All possible stereoisomeric alcohols (6-benzyl-8-(4-methoxybenzyl)-6,8-diazabicyclo[3.2.2]nonan-2-ol) and methyl ethers (6-benzyl-2-methoxy-8-(4-methoxybenzyl)-6,8-diazabicyclo[3.2.2]nonane) are prepared from (R)- and (S)-glutamate. A Dieckmann analogous cyclization, which makes use of trapping the primary cyclization product with Me3SiCl, generates the bicyclic framework. Stereoselective LiBH4 reduction and Mitsunobu inversion establish the configuration in position 2. Enantiomeric alcohols 15 (1S,2S,5R) and ent-15 (1R,2R,5S) as well as diastereomeric methyl ethers ent-17 (1R,2R,5S) and ent-22 (1R,2S,5S) display high sigma1 receptor affinity. Cell growth inhibition of the stereoisomeric alcohols and methyl ethers against five human tumor cell lines is investigated.
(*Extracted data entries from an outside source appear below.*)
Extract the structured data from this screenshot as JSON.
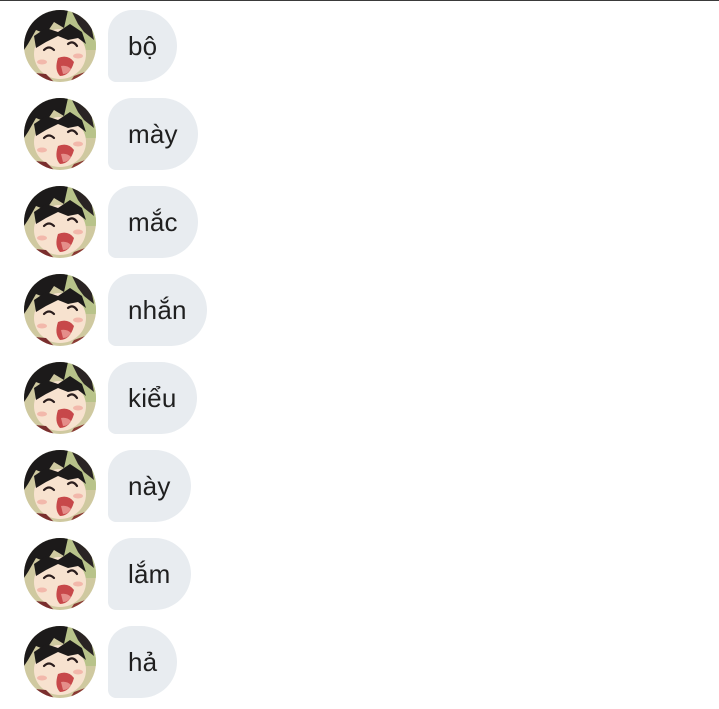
{
  "messages": [
    {
      "text": "bộ"
    },
    {
      "text": "mày"
    },
    {
      "text": "mắc"
    },
    {
      "text": "nhắn"
    },
    {
      "text": "kiểu"
    },
    {
      "text": "này"
    },
    {
      "text": "lắm"
    },
    {
      "text": "hả"
    }
  ],
  "colors": {
    "bubble_bg": "#e8ecf0",
    "text": "#1f1f1f",
    "top_rule": "#3a3a3a"
  },
  "icons": {
    "avatar": "laughing-anime-avatar"
  }
}
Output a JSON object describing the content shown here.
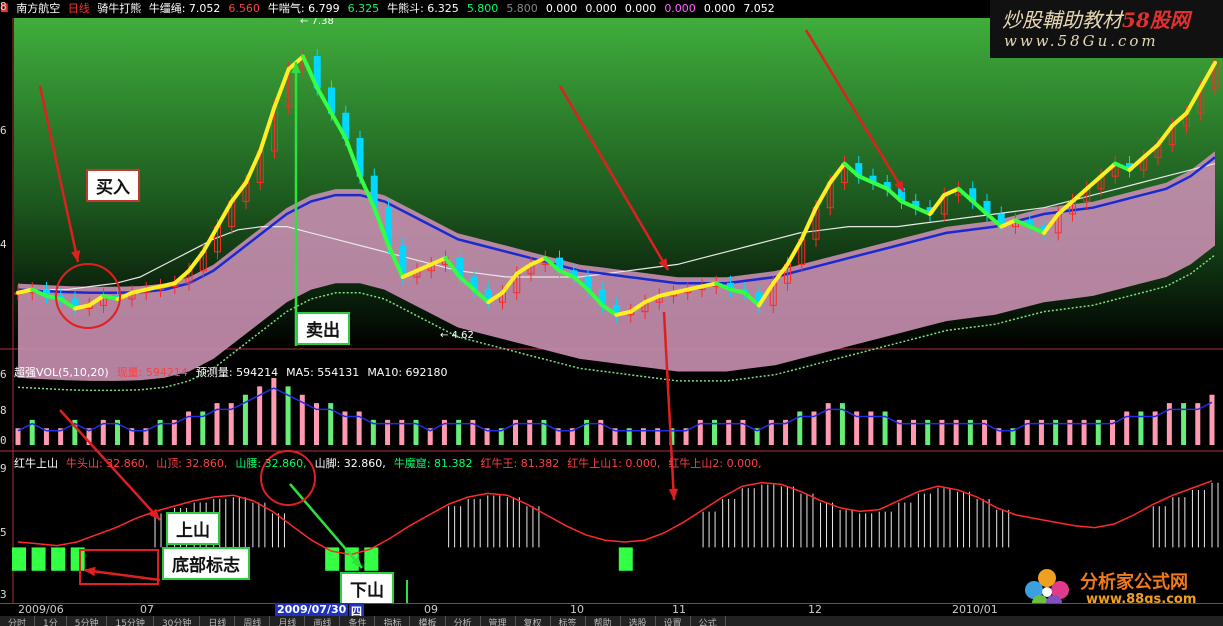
{
  "chart_data": {
    "type": "candlestick",
    "main_header": {
      "stock": "南方航空",
      "period": "日线",
      "indicator": "骑牛打熊",
      "items": [
        {
          "label": "牛缰绳: 7.052",
          "color": "#ffffff"
        },
        {
          "label": "6.560",
          "color": "#ff4040"
        },
        {
          "label": "牛喘气: 6.799",
          "color": "#ffffff"
        },
        {
          "label": "6.325",
          "color": "#00ff66"
        },
        {
          "label": "牛熊斗: 6.325",
          "color": "#ffffff"
        },
        {
          "label": "5.800",
          "color": "#00ff66"
        },
        {
          "label": "5.800",
          "color": "#888888"
        },
        {
          "label": "0.000",
          "color": "#ffffff"
        },
        {
          "label": "0.000",
          "color": "#ffffff"
        },
        {
          "label": "0.000",
          "color": "#ffffff"
        },
        {
          "label": "0.000",
          "color": "#ff66ff"
        },
        {
          "label": "0.000",
          "color": "#ffffff"
        },
        {
          "label": "7.052",
          "color": "#ffffff"
        }
      ]
    },
    "main_yticks": [
      "8",
      "6",
      "4"
    ],
    "main_annotations": [
      "7.38",
      "4.62"
    ],
    "x_ticks": [
      "2009/06",
      "07",
      "2009/07/30",
      "四",
      "09",
      "10",
      "11",
      "12",
      "2010/01"
    ],
    "volume_panel": {
      "items": [
        {
          "label": "超强VOL(5,10,20)",
          "color": "#ffffff"
        },
        {
          "label": "现量: 594214",
          "color": "#ff4040"
        },
        {
          "label": "预测量: 594214",
          "color": "#ffffff"
        },
        {
          "label": "MA5: 554131",
          "color": "#ffffff"
        },
        {
          "label": "MA10: 692180",
          "color": "#ffffff"
        }
      ],
      "yticks": [
        "6",
        "8",
        "0"
      ]
    },
    "indicator_panel": {
      "items": [
        {
          "label": "红牛上山",
          "color": "#ffffff"
        },
        {
          "label": "牛头山: 32.860,",
          "color": "#ff4040"
        },
        {
          "label": "山顶: 32.860,",
          "color": "#ff4040"
        },
        {
          "label": "山腰: 32.860,",
          "color": "#00ff66"
        },
        {
          "label": "山脚: 32.860,",
          "color": "#ffffff"
        },
        {
          "label": "牛魔窟: 81.382",
          "color": "#00ff66"
        },
        {
          "label": "红牛王: 81.382",
          "color": "#ff4040"
        },
        {
          "label": "红牛上山1: 0.000,",
          "color": "#ff4040"
        },
        {
          "label": "红牛上山2: 0.000,",
          "color": "#ff4040"
        }
      ],
      "yticks": [
        "9",
        "5",
        "3"
      ]
    },
    "price_series": [
      3.55,
      3.6,
      3.5,
      3.45,
      3.3,
      3.35,
      3.5,
      3.45,
      3.55,
      3.6,
      3.65,
      3.7,
      3.9,
      4.2,
      4.6,
      5.0,
      5.3,
      5.8,
      6.5,
      7.1,
      7.3,
      6.8,
      6.4,
      6.0,
      5.4,
      4.9,
      4.3,
      3.8,
      3.9,
      4.0,
      4.1,
      3.8,
      3.6,
      3.4,
      3.55,
      3.85,
      4.0,
      4.1,
      3.9,
      3.8,
      3.6,
      3.35,
      3.2,
      3.25,
      3.4,
      3.5,
      3.55,
      3.6,
      3.65,
      3.7,
      3.6,
      3.55,
      3.35,
      3.7,
      4.0,
      4.4,
      4.9,
      5.3,
      5.6,
      5.4,
      5.3,
      5.2,
      5.0,
      4.9,
      4.8,
      5.1,
      5.2,
      5.0,
      4.8,
      4.6,
      4.7,
      4.6,
      4.5,
      4.8,
      5.0,
      5.2,
      5.4,
      5.6,
      5.5,
      5.7,
      5.9,
      6.2,
      6.4,
      6.8,
      7.2
    ],
    "ma_blue": [
      3.6,
      3.58,
      3.56,
      3.55,
      3.55,
      3.56,
      3.6,
      3.7,
      3.9,
      4.2,
      4.5,
      4.8,
      5.0,
      5.1,
      5.1,
      5.0,
      4.8,
      4.6,
      4.4,
      4.3,
      4.2,
      4.1,
      4.0,
      3.9,
      3.85,
      3.8,
      3.75,
      3.7,
      3.7,
      3.7,
      3.75,
      3.8,
      3.9,
      4.0,
      4.1,
      4.2,
      4.3,
      4.4,
      4.5,
      4.55,
      4.6,
      4.7,
      4.8,
      4.85,
      4.9,
      5.0,
      5.1,
      5.2,
      5.4,
      5.7
    ],
    "ma_white": [
      3.6,
      3.6,
      3.6,
      3.65,
      3.7,
      3.8,
      4.0,
      4.2,
      4.4,
      4.55,
      4.6,
      4.6,
      4.5,
      4.4,
      4.3,
      4.2,
      4.1,
      4.0,
      3.9,
      3.85,
      3.8,
      3.8,
      3.8,
      3.8,
      3.85,
      3.9,
      3.95,
      4.0,
      4.1,
      4.2,
      4.3,
      4.4,
      4.5,
      4.55,
      4.6,
      4.6,
      4.6,
      4.65,
      4.7,
      4.75,
      4.8,
      4.85,
      4.9,
      5.0,
      5.1,
      5.2,
      5.3,
      5.4,
      5.5,
      5.6
    ],
    "volume_values": [
      2,
      3,
      2,
      2,
      3,
      2,
      3,
      3,
      2,
      2,
      3,
      3,
      4,
      4,
      5,
      5,
      6,
      7,
      8,
      7,
      6,
      5,
      5,
      4,
      4,
      3,
      3,
      3,
      3,
      2,
      3,
      3,
      3,
      2,
      2,
      3,
      3,
      3,
      2,
      2,
      3,
      3,
      2,
      2,
      2,
      2,
      2,
      2,
      3,
      3,
      3,
      3,
      2,
      3,
      3,
      4,
      4,
      5,
      5,
      4,
      4,
      4,
      3,
      3,
      3,
      3,
      3,
      3,
      3,
      2,
      2,
      3,
      3,
      3,
      3,
      3,
      3,
      3,
      4,
      4,
      4,
      5,
      5,
      5,
      6
    ],
    "indicator_red_line": [
      5.5,
      5.4,
      5.3,
      5.5,
      5.9,
      6.3,
      6.8,
      7.2,
      7.5,
      7.8,
      8.0,
      8.1,
      7.8,
      7.2,
      6.4,
      5.6,
      5.0,
      4.8,
      5.1,
      5.7,
      6.4,
      7.0,
      7.6,
      8.0,
      8.2,
      8.1,
      7.6,
      7.0,
      6.4,
      5.9,
      5.6,
      5.5,
      5.6,
      6.0,
      6.6,
      7.3,
      8.0,
      8.6,
      8.8,
      8.7,
      8.3,
      7.8,
      7.4,
      7.2,
      7.3,
      7.8,
      8.3,
      8.6,
      8.4,
      8.0,
      7.4,
      7.0,
      6.8,
      6.6,
      6.4,
      6.3,
      6.5,
      7.0,
      7.6,
      8.1,
      8.5,
      8.9
    ],
    "callouts": [
      "买入",
      "卖出",
      "上山",
      "底部标志",
      "下山"
    ]
  },
  "watermark": {
    "site_title": "炒股輔助教材58股网",
    "site_title_highlight": "58股网",
    "site_url": "www.58Gu.com",
    "logo_name": "分析家公式网",
    "logo_url": "www.88gs.com"
  },
  "bottom_tabs": [
    "分时",
    "1分",
    "5分钟",
    "15分钟",
    "30分钟",
    "日线",
    "周线",
    "月线",
    "画线",
    "条件",
    "指标",
    "模板",
    "分析",
    "管理",
    "复权",
    "标签",
    "帮助",
    "选股",
    "设置",
    "公式"
  ]
}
In particular, at a concentration of 20 muM the four methyl ethers stop completely the cell growth of the small cell lung cancer cell line A-427, indicating a specific target in this cell line. The IC50-values of methyl ethers ent-17 and ent-22 are in the range of the antitumor drugs cisplatin and oxaliplatin. Binding assays show that the investigated tumor cell lines express considerable amounts of sigma1 and sigma2 receptors.